Lundbeck has chalked up another Phase III failure for the Alzheimer's field. The Danish drugmaker has yet to share a detailed look at the data, but the top-line results indicate a total washout, with neither dose hitting the primary endpoint or showing separation from placebo.
For the Phase III trial, Lundbeck and its collaborator Otsuka randomized more than 900 patients with mild-to-moderate Alzheimer's to receive either a placebo or one of two doses of its 5-HT6 receptor antagonist, Lu AE58054, on top of 10 mg of donepezil. Both the 30-mg and 60-mg doses of Lu AE58054 failed to improve cognition on the Alzheimer's Disease Assessment Scale-cognitive subscale. And, in a major blow to the drug’s chances, the trial was unable to detect separation from placebo.
Lundbeck is due to deliver data from two more Phase III trials of Lu AE58054 in the first quarter of next year, which, in theory, could provide evidence to support its belief that hitting 5-HT6 improves cognition. But, with the top-line data devoid of reasons for optimism, investors were quick to fear the worst. Lundbeck, which has a market cap north of $6 billion, saw its stock trade down 15% in early trading in Denmark.
The data dragged down Axovant Sciences ($AXON), too.

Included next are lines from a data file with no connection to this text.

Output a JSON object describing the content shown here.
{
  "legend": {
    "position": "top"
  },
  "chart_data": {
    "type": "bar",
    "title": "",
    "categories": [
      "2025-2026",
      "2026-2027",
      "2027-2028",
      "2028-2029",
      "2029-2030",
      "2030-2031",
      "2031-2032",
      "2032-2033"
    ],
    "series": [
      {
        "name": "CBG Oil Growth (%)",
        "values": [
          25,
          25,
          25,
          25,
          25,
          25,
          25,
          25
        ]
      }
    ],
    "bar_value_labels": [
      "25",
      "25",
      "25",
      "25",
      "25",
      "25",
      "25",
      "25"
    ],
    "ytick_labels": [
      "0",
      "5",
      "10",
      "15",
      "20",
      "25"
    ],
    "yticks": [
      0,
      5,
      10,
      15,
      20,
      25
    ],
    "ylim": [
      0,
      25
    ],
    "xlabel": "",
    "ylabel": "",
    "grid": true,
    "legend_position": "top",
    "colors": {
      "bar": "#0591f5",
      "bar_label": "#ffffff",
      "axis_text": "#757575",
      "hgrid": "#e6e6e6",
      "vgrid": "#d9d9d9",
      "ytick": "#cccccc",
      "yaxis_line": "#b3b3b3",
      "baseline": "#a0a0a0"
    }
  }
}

Axovant became the posterchild for 5-HT6 in 2015 when it picked up a discarded GlaxoSmithKline ($GSK) Alzheimer's program for $5 million and parlayed it up into a $315 million IPO. With the Lundbeck data casting doubts on the viability of the 5-HT6-targeted approach to Alzheimer’s, shares in Axovant fell by more than 20% before rallying to close down 12%.
For Axovant and its investors, the hope now is that the late-stage fail, rather than sounding the death knell for 5-HT6 receptor antagonists, is evidence Lundbeck botched the transition from Phase II to III. Notably, Lundbeck went from thrice-daily 30-mg doses in the Phase II, to once-daily 30-mg or 60-mg doses in the Phase III. Lundbeck changed the dosing regimen in response to the 21% dropout rate in the Phase II treatment arm.
The Danish drugmaker tried to foresee whether the changes to the regimens would affect efficacy by running a PET study. That study looked at the rates of 5-HT6 receptor occupancy achieved by once-daily 30-mg and 60-mg doses of Lu AE58054, resulting in data Lundbeck felt supported the use of the revised regimens. Now, with one Phase III fail in hand and neither of the ongoing studies using a dose above 60 mg once a day, the merits of that decision have been called into question.